I located this broadside while searching on the Library of Congress American Memory for some primary sources on Fee that showed his constitutional rights were restricted.
In this document Fee explained some of the persecution to which he was subjected. "I have recently, by a portion of your citizens, on the Sabbath day, in the midst of a discourse, by superior force, been torn from the house of worship. By this lawless conduct, my clothes were torn and my person abused. I was then - under threats and weapons, part of the time still drawn - driven, like a manacled slave, some eight or nine miles into an adjoining county." Why was he abused so? Because he had the backbone to claim that slavery would end if people followed Christ's example, "All things whatsoever ye would that men should do unto you do ye even so unto them."
Fee claimed that if things did not change and this vigilante terrorism did not end, it would only hurt the prosperity of the state. "Property will sink in value because of like insecurity.
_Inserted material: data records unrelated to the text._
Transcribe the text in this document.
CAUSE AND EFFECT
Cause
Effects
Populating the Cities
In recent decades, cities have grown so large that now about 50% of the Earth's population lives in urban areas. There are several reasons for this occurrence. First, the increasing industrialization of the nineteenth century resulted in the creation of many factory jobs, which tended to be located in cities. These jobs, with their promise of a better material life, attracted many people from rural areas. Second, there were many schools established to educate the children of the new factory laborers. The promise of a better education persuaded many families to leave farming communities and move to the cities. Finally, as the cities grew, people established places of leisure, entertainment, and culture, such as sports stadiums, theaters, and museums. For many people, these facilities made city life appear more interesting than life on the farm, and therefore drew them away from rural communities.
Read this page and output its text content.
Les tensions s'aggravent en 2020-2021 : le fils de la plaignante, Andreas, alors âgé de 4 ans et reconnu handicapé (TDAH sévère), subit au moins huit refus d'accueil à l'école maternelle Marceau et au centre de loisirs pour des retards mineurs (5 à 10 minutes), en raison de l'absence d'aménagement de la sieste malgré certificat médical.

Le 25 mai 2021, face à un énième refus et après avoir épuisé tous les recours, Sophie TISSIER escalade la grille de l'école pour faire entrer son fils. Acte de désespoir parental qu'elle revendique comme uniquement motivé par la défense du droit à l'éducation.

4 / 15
One of the pubic journals of Louisville announces the fact that millions of dollars have recently been lost to that city because of recent mobs there [Bloody Monday, two years earlier]. Business men will not come, no the capitalist stay, where there is such insecurity and turmoil. Land will depreciate in value, because few will want to occupy it. All kinds of business must stagnate, as in Western Missouri during the reign of Border-Ruffianism [Bleeding Kansas]. Population will soon become sparse. Schools and churches will die out for want of patronage. Ignorance, vice, and barbarism follow as necessary results."
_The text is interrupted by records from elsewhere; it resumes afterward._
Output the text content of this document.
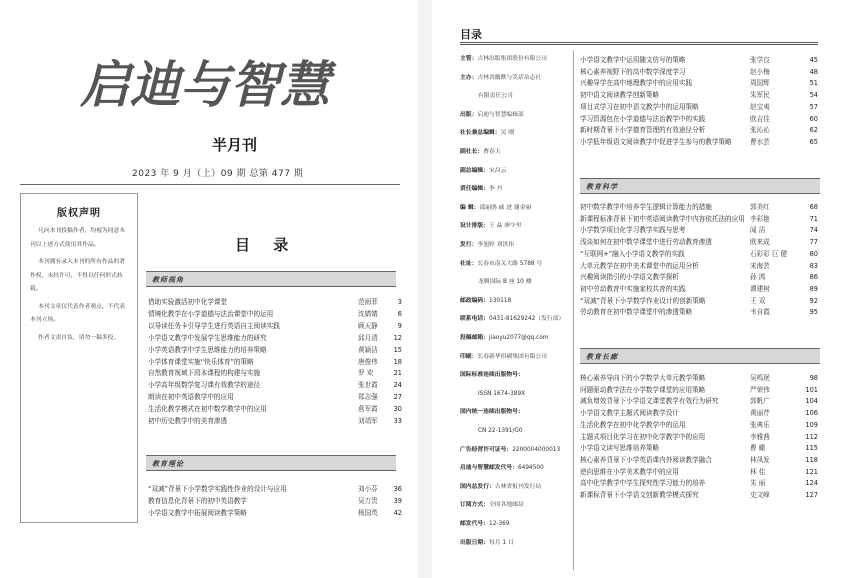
启迪与智慧
半月刊
2023 年 9 月（上）09 期 总第 477 期
版权声明
凡向本刊投稿作者，均视为同意本刊以上述方式使用其作品。
本刊拥有录入本刊的所有作品的著作权，未经许可，不得以任何形式转载。
本刊文章仅代表作者观点，不代表本刊立场。
作者文责自负，请勿一稿多投。
目 录
教师视角
借助实验激活初中化学课堂	范雨菲	3
情境化教学在小学道德与法治课堂中的运用	沈婧婧	6
以导读任务卡引导学生进行英语自主阅读实践	顾天静	9
小学语文教学中发展学生思维能力的研究	邱月清	12
小学英语教学中学生思维能力的培养策略	黄颖洁	15
小学体育课堂实施“快乐体育”的策略	唐俊伟	18
自然教育视域下园本课程的构建与实施	罗 欢	21
小学高年级数学复习课有效教学的途径	张世霞	24
朗读在初中英语教学中的应用	郑志强	27
生活化教学模式在初中数学教学中的应用	燕军霞	30
初中历史教学中的美育渗透	刘靖军	33
教育理论
“双减”背景下小学数学实践性作业的设计与应用	刘小芬	36
教育信息化背景下的初中英语教学	吴万贵	39
小学语文教学中拓展阅读教学策略	杨国英	42
目录
主管：吉林出版集团股份有限公司
主办：吉林省幽默与笑话杂志社
有限责任公司
出版：启迪与智慧编辑部
社长兼总编辑：吴 刚
副社长：曹春天
副总编辑：宋昌云
责任编辑：李 丹
编 辑：邵丽鹃 戚 进 谢金丽
设计排版：王 晶 廖少里
发行：李旭婷 刘洪伟
社址：长春市南关大路 5788 号
龙腾国际 B 座 10 楼
邮政编码：130118
联系电话：0431-81629242（发行部）
投稿邮箱：jiaoyu2077@qq.com
印刷：长春新华印刷集团有限公司
国际标准连续出版物号：
ISSN 1674-389X
国内统一连续出版物号：
CN 22-1391/G0
广告经营许可证号：2200004000013
启迪与智慧邮发代号：6494500
国内总发行：吉林省报刊发行局
订阅方式：全国各地邮局
邮发代号：12-369
出版日期：每月 1 日
小学语文教学中运用随文仿写的策略	张学良	45
核心素养视野下的高中数学深度学习	赵小梅	48
兴趣导学在高中地理教学中的应用实践	周国辉	51
初中语文阅读教学创新策略	朱军民	54
项目式学习在初中语文教学中的运用策略	赵宝夷	57
学习资源包在小学道德与法治教学中的实践	欧吉佳	60
新时期背景下小学德育管理的有效途径分析	张沁沁	62
小学低年级语文阅读教学中促进学生参与的教学策略	曹水芸	65
教育科学
初中数学教学中培养学生逻辑计算能力的措施	郭美红	68
新课程标准背景下初中英语阅读教学中内容依托法的应用 李彩艳	71
小学数学项目化学习教学实践与思考	闻 洁	74
浅谈如何在初中数学课堂中进行劳动教育渗透	欧来成	77
“互联网+”融入小学语文教学的实践	石彩彩 巨 健	80
大单元教学在初中美术课堂中的运用分析	宋海芸	83
兴趣阅读指引的小学语文教学探析	孙 鸿	86
初中劳动教育中实施家校共育的实践	谭建树	89
“双减”背景下小学数学作业设计的创新策略	王 双	92
劳动教育在初中数学课堂中的渗透策略	韦自霞	95
教育长廊
核心素养导向下的小学数学大单元教学策略	吴鸣珉	98
问题驱动教学法在小学数学课堂的应用策略	严荣伟	101
减负增效背景下小学语文课堂教学有效行为研究	郭帆广	104
小学语文教学主题式阅读教学设计	黄丽芹	106
生活化教学在初中化学教学中的运用	张典乐	109
主题式项目化学习在初中化学教学中的应用	李雅茜	112
小学语文读写思维培养策略	曹 瞰	115
核心素养背景下小学英语课内外阅读教学融合	林凤发	118
逆向思维在小学美术教学中的应用	林 佳	121
高中化学教学中学生探究性学习能力的培养	朱 丽	124
新课标背景下小学语文创新教学模式探究	史文峰	127
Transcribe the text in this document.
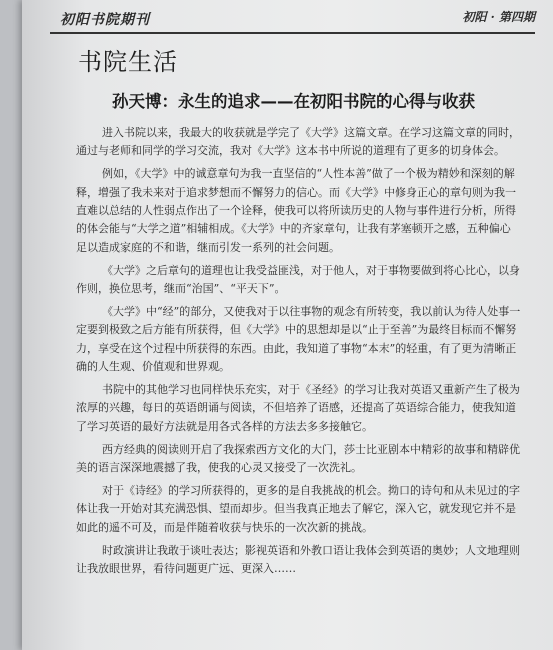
初阳书院期刊	初阳 · 第四期
书院生活
孙天博：永生的追求——在初阳书院的心得与收获
进入书院以来，我最大的收获就是学完了《大学》这篇文章。在学习这篇文章的同时，
通过与老师和同学的学习交流，我对《大学》这本书中所说的道理有了更多的切身体会。
例如，《大学》中的诚意章句为我一直坚信的“人性本善”做了一个极为精妙和深刻的解
释，增强了我未来对于追求梦想而不懈努力的信心。而《大学》中修身正心的章句则为我一
直难以总结的人性弱点作出了一个诠释，使我可以将所读历史的人物与事件进行分析，所得
的体会能与“大学之道”相辅相成。《大学》中的齐家章句，让我有茅塞顿开之感，五种偏心
足以造成家庭的不和谐，继而引发一系列的社会问题。
《大学》之后章句的道理也让我受益匪浅，对于他人，对于事物要做到将心比心，以身
作则，换位思考，继而“治国”、“平天下”。
《大学》中“经”的部分，又使我对于以往事物的观念有所转变，我以前认为待人处事一
定要到极致之后方能有所获得，但《大学》中的思想却是以“止于至善”为最终目标而不懈努
力，享受在这个过程中所获得的东西。由此，我知道了事物“本末”的轻重，有了更为清晰正
确的人生观、价值观和世界观。
书院中的其他学习也同样快乐充实，对于《圣经》的学习让我对英语又重新产生了极为
浓厚的兴趣，每日的英语朗诵与阅读，不但培养了语感，还提高了英语综合能力，使我知道
了学习英语的最好方法就是用各式各样的方法去多多接触它。
西方经典的阅读则开启了我探索西方文化的大门，莎士比亚剧本中精彩的故事和精辟优
美的语言深深地震撼了我，使我的心灵又接受了一次洗礼。
对于《诗经》的学习所获得的，更多的是自我挑战的机会。拗口的诗句和从未见过的字
体让我一开始对其充满恐惧、望而却步。但当我真正地去了解它，深入它，就发现它并不是
如此的遥不可及，而是伴随着收获与快乐的一次次新的挑战。
时政演讲让我敢于谈吐表达；影视英语和外教口语让我体会到英语的奥妙；人文地理则
让我放眼世界，看待问题更广远、更深入……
What then did Fee want? "But I may ask of you equal protection by law in the expression of my sentiments. This is my natural and constitutional right. If I have in any wise violated law, I refuse not to come before legal or constitutional tribunals. But so far as I know, my enemies do not pretend that I have violated law. They openly say I have not. I have maintained that Slavery is a violation of the law of God - the law of love; that this, like all other sins, should be repented of immediately, and that without expatriation or forcible colonization - because the latter would be a violation of Christ's 'golden rule,' and is, as I believe, inexpedient. This expression of opinion is my constitutional right and religious duty."
Fee deftly attempted to play the native card to convince his enemies of his sincerity. "I am an native-born citizen. You have often said if Northern men would let you alone you would soon put away Slavery. I now come to you as a native-born, law abiding citizen, entreating you now to begin the work. You mob me, and treat me as bad as you do Northern men. Can you thus convince the world that you are sincere in your professions of willingness to put away Slavery?"
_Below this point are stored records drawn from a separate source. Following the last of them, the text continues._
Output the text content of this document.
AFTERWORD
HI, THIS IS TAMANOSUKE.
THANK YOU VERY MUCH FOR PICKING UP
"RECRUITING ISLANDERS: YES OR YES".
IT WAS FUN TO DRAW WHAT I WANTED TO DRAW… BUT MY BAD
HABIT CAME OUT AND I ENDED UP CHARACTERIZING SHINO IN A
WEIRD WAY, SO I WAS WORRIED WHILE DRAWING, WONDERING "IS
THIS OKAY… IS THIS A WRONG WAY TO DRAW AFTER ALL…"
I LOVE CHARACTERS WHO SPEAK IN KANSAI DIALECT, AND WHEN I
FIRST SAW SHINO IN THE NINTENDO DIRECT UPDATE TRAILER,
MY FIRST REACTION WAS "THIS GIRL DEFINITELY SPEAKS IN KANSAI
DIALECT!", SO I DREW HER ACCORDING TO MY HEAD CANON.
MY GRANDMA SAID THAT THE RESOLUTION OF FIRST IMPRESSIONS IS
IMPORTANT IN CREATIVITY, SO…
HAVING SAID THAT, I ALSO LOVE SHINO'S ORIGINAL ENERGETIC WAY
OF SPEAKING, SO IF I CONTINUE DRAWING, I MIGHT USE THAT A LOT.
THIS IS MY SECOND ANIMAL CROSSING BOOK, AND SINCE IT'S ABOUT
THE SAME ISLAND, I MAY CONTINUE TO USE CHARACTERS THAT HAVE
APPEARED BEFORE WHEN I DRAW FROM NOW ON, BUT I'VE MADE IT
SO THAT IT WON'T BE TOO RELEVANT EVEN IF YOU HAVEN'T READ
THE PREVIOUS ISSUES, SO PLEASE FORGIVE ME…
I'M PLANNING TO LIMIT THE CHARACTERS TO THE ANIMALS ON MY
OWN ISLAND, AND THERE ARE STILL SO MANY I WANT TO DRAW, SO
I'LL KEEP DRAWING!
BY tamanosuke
Fee touched on other subjects that related to slavery. He claimed he was not a "hireling," but that he was working on his own conviction. He claimed that he did not promote amalgamation [race mixing], but rather, that the institution of slavery encouraged amalgamation between slaveowners and their chattel.
Fee ended his pleas with some probing and empathetic questions. "Must I suffer longer? Must my wife and friends be roused at the hour of midnight to go and search for my body, perhaps mangled and torn by a drunken and infuriated mob? Must virtue-loving women and venerable fathers be further disturbed in religious devotions, cursed and abused, with weapons of death over them? Finally, Fee closed, "Will not the lovers of virtue and domestic security speak out, act timely, and in the spirit of love restore order and peace, and wipe out what otherwise will be eternal disgrace? I want not revenge, but protection."
John G. Fee, Berrea [sic], Madison Co., Ky., July 30, 1857.